Every song is a tightly machined unit of guitar rock laced with the synthesiser sound de jour, each one coming in between two and three and a half minutes. Like the frozen berry pullaparts you could get at the supermarket to make that 10pm work night a little special you could do the lot of pick sections as needed. That's why this album has the sense of being a long suite of statements rather than a dynamic flow of moments weighted accordingly.
That is almost true. In fact, the Mothersbaughs were sharp songwriters with a good ear for hooks. So, while this album is like a small chrome berry pullapart there are some songs that make compilation albums despite never being singles. The massive title track with its great doubletracked vocals and guitar assault emerges from an assembly lined thunder on electric tom toms. Freedom from choice is what you want. This was a single. So was Whip It.
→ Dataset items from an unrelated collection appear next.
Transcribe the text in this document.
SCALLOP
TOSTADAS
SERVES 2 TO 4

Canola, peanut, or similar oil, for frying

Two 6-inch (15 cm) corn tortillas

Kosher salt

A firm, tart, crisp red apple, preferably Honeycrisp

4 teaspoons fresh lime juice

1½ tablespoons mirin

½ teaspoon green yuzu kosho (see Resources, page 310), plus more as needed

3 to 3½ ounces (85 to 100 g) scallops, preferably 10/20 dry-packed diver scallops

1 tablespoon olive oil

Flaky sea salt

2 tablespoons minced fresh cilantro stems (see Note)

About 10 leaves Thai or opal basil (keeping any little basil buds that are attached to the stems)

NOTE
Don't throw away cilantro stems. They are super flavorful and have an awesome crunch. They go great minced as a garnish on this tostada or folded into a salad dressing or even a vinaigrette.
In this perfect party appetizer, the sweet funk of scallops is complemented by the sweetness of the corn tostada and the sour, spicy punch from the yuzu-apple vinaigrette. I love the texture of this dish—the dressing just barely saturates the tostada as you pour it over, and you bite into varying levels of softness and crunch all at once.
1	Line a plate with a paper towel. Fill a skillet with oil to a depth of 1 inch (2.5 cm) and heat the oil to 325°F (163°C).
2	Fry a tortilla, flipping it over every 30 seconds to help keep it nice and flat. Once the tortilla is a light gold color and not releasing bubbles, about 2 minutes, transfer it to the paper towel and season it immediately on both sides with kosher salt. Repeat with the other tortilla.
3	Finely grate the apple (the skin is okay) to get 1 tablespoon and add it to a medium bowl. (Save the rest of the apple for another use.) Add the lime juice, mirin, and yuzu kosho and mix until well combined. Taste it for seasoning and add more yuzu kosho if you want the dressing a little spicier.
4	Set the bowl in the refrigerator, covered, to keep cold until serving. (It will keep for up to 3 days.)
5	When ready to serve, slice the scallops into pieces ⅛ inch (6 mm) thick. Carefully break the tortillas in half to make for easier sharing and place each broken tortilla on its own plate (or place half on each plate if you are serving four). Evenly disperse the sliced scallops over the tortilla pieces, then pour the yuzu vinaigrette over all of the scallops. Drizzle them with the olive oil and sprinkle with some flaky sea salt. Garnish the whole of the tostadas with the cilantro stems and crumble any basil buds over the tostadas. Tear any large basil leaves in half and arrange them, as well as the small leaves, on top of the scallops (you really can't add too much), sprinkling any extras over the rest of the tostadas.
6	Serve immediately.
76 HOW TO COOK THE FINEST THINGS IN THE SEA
Bizarrely, this shout against the coming storm of Reaganomics with its disturbing video of distorted Americana went top 40. Gates of Steel bursts into the light as a brilliant keyboard fanfare lifted by guitar wash from below. The steely vocals describe the human lot (half a goon and half a god) recalling Beatle's choruses as much as the hard nosed authority from above already looming on the horizon. It's a masterpiece.
So, while I thought it best not to go track by track in agreement with the intended uniformity of the record it's worth noting the efforts of any vision-led band who are too good to quite appear machine perfect and break into a very tough and sweating invention. Devo, by the nature of that vision, were not long for continuation beyond the point of repetition but even that suited them. A million compilations with unvarying tracklistings later and The Rolling Stones are simply still on the market in bitesize units. Devo's built-in endurance gives us a futureproofed perfection. Beat that, Eagles.